In some ways it’s surreal. Right now it’s business as usual at my workplace, but we do a lot remote anyway. Of the four schools in the state’s university system, we’re the only non-residential school, and most of our classes are online. Face to face classes are one night a week.

But today we did get word from our recruitment coordinator that our outreach events for the next two weeks are canceled. We’re being asked to be ready to work remote if necessary. And this afternoon (after doing a two-day outreach event), I got a call that the Smol Human’s school district is canceling for the next two weeks.

Again, quite surreal, and takes me back to the books I used to read and teach. While we have a very limited occurrence of COVID-19 in my area, I think these precautions are to keep things from having the opportunity to become more widespread.
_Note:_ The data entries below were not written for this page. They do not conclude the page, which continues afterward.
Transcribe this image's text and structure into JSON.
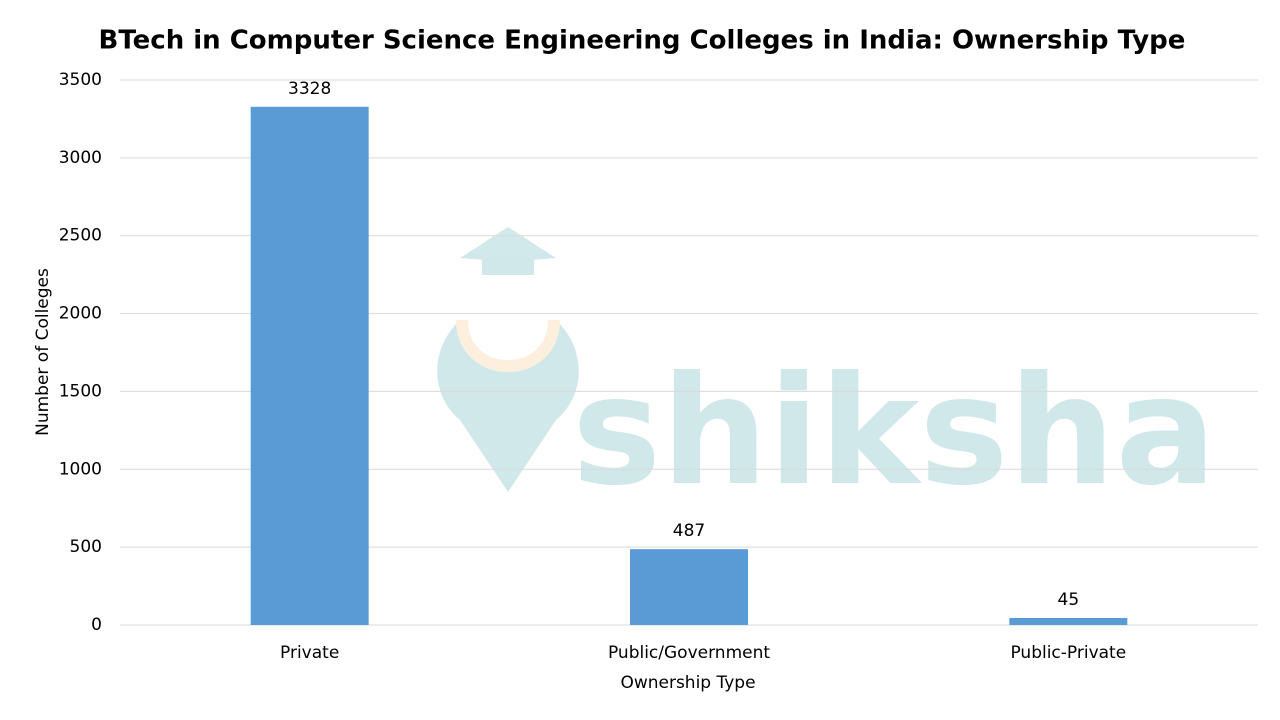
{
  "chart_data": {
    "type": "bar",
    "title": "BTech in Computer Science Engineering Colleges in India: Ownership Type",
    "x_label": "Ownership Type",
    "y_label": "Number of Colleges",
    "categories": [
      "Private",
      "Public/Government",
      "Public-Private"
    ],
    "values": [
      3328,
      487,
      45
    ],
    "color": "#5b9bd5",
    "ylim": [
      0,
      3500
    ],
    "yticks": [
      0,
      500,
      1000,
      1500,
      2000,
      2500,
      3000,
      3500
    ],
    "grid": true,
    "watermark": "shiksha"
  }
}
Our area doesn’t have the bodies in the streets, deployed military, and everything-is-a-weapon mentality of the apocalyptic literature, or even of Journal of the Plague Year, but even proactive measures throw into glaring relief the issues that… wait for it… plague our society. As it gets worse, we can’t afford to have people going out. And so many people can’t afford not to.

I went to my local grocery store today, and the last time I saw shelves that bare was when they predicted a nor’easter (we New Englanders and our snow). And it’s true, there really isn’t any TP anywhere. I did plan to do a big shop and meal prep this weekend anyway, as the prepped meals in our chest freezer are starting to dwindle, and I wanted to restock, but at the same time I didn’t want to look like I was feeding into the hysteria. Though… is it really hysteria?

I’m not quite sure where I’m going with any of this, but it just felt right to get some thoughts down. I suppose being cautious and proactive will be the best bet with everything.

How are you faring? How are you preparing? Are we too worried, or not worried enough?